Le G20 fait pression sur les pays riches pour une reprise du cycle du Doha
11 sept. 2006RIO DE JANEIRO , 10 sept 2006 (AFP) - Les pays émergents du G20 s'efforçaient, dimanche à Rio, de convaincre les poids lourds du commerce mondial (Etats-Unis, Europe et Japon) de relancer au plus vite le cycle de négociations de Doha sur la libéralisation des échanges mondiaux.
Les vingt-trois membres du Groupe des 20 (G20), auxquels se sont joints quatre représentants de pays en développement plus pauvres, ont rencontré dimanche, séparément, la représentante américaine au Commerce Susan Schwab, le commissaire européen au Commerce Peter Mandelson et le ministre japonais de l'Agriculture Shoichi Nakagawa afin de sonder leur état d'esprit sur les chances d'un redémarrage du cycle de Doha.
Les négociations de l'Organisation mondiale du commerce (OMC) ont été suspendues sine die en juillet à l'issue d'une réunion infructueuse entre six grands acteurs des échanges mondiaux.
La négociatrice américaine a envoyé un message apaisant, juste avant sa rencontre dans un palace de Rio avec les vingt-sept pays en développement réunis depuis samedi, en se déclarant "très enthousiasmée par la possibilité de faire aller de l'avant le cycle de Doha".
"Il est toujours temps de ressusciter les négociations si la volonté politique est là", a indiqué aux journalistes Mme Schwab. "Nous avons plusieurs mois devant nous pour trouver s'il existe des convergences entre les principaux acteurs" des négociations.
"Nous ferons ce qu'il faut", a assuré la responsable américaine, rappelant l'engagement du président George W. Bush en faveur d'un succès du cycle de Doha.
Les partenaires de Washinton accusent l'intransigeance américaine concernant la réduction des subventions intérieures à l'agriculture d'être responsable du blocage des négociations.

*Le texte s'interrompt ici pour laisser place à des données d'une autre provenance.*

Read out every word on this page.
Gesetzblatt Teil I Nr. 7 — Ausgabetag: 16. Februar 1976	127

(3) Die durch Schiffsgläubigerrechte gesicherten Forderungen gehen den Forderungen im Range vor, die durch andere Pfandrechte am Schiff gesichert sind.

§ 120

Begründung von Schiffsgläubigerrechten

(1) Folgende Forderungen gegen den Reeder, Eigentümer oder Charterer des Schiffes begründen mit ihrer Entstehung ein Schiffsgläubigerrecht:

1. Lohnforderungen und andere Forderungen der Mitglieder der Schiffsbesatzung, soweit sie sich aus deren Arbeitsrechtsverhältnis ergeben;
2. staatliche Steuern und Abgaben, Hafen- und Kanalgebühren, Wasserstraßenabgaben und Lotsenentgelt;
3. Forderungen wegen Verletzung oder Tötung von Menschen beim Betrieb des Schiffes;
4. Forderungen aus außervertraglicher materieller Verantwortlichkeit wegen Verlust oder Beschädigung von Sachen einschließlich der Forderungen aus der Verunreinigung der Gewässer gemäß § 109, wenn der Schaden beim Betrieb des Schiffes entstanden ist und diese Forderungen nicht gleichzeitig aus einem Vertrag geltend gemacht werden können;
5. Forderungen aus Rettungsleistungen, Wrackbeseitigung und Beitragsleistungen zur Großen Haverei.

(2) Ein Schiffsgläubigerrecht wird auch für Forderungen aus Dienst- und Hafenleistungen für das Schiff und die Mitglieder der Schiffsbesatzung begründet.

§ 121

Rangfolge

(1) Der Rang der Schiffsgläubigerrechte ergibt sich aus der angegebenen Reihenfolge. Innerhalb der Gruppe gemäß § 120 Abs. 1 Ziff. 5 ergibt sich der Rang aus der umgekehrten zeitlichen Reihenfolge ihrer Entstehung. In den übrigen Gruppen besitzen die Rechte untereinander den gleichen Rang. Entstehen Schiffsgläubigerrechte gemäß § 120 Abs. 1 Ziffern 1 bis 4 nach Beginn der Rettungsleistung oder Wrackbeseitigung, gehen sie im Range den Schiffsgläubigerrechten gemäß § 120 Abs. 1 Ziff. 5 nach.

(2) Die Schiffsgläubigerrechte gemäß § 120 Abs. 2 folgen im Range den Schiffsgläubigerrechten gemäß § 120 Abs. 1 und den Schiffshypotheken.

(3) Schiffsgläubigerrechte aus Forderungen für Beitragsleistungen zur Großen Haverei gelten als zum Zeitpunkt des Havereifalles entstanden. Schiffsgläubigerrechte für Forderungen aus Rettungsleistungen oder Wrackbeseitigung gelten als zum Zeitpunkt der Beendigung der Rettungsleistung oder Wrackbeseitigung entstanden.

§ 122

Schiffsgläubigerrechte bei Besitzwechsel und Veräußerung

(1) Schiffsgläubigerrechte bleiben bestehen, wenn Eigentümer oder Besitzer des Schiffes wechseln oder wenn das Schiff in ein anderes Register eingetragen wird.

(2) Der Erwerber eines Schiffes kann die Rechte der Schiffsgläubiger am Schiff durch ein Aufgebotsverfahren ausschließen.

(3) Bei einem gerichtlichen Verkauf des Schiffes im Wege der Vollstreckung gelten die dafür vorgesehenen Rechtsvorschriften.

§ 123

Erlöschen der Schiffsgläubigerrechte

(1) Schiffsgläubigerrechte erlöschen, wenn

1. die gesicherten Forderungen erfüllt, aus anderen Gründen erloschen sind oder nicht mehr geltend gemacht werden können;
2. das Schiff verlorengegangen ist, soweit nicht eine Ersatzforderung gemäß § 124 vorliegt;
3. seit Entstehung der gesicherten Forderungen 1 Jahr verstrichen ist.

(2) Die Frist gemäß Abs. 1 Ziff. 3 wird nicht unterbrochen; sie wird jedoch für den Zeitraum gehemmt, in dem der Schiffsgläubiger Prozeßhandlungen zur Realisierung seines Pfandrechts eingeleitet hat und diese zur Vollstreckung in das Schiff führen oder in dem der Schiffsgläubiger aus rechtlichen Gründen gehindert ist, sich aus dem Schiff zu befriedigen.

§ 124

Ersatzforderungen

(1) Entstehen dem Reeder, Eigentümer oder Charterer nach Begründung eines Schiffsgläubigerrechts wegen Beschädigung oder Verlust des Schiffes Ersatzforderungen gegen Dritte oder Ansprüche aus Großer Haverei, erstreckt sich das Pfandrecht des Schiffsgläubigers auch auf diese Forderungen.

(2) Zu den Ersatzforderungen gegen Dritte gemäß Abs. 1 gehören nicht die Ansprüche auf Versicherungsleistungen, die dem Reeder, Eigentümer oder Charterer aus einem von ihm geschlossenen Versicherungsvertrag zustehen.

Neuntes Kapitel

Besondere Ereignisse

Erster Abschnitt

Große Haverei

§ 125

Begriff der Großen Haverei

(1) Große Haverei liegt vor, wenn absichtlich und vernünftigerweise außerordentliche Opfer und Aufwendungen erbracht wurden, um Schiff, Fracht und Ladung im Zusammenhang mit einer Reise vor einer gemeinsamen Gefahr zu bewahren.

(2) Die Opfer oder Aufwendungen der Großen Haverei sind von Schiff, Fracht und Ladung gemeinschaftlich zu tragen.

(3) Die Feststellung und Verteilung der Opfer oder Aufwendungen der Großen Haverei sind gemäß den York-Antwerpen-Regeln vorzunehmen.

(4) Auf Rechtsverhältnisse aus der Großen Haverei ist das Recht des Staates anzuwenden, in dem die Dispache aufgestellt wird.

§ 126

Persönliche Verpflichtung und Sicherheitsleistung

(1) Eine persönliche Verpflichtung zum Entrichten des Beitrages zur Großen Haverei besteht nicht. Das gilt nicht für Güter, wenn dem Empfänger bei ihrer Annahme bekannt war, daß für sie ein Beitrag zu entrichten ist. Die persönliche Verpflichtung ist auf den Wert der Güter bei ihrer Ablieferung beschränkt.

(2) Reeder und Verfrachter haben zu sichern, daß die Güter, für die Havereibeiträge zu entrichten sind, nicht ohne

"La position du Brésil est claire, sans une réduction substantielle des subventions internes des Etats-Unis, le cycle ne sera pas conclu", a estimé l'hôte de la réunion, le ministre brésilien des Affaires étrangères Celso Amorim dans un entretien publié par le quotidien O Estado de Sao Paulo.
De son côté, le commissaire européen a estimé qu'un échec du cycle de Doha serait "proche d'une attitude criminelle et profondément irresponsable", dans un entretien avec le même quotidien.
M. Mandelson s'est montré confiant dans une amélioration des propositions américaines sur l'agriculture. "La logique veut que les Etats-Unis améliorent leur offre de réduction des soutiens intérieurs", a-t-il estimé.
Tous les négociateurs de l'OMC sont conscients qu'une reprise des négociations est impossible avant les élections législatives à mi-parcours en novembre aux Etats-Unis, même si Mme Schwab a réaffirmé à Rio que cette échéance n'aurait "aucun impact" sur les pourparlers.
Samedi, les vingt-sept pays émergents ou en développement réunis à Rio s'étaient déclarés prêts à reprendre "immédiatement" les négociations et avaient appelé les pays riches à ouvrir davantage leur marché aux produits agricoles.
"Cette réunion offre une occasion unique de remettre le cycle de Doha sur les rails", selon le chef de la diplomatie brésilienne, qui devait rencontrer en tête-à-tête dans l'après-midi les négociateurs américain, européen et japonais, après la fin de la réunion élargie du G20.
Le Brésil, principal animateur du G20 avec l'Inde, veut placer "à l'avant-garde" du processus de reprise des négociations de l'OMC ce groupe de pays, qui plaide pour la fin des subventions agricoles et des barrières aux importations dans les pays développés.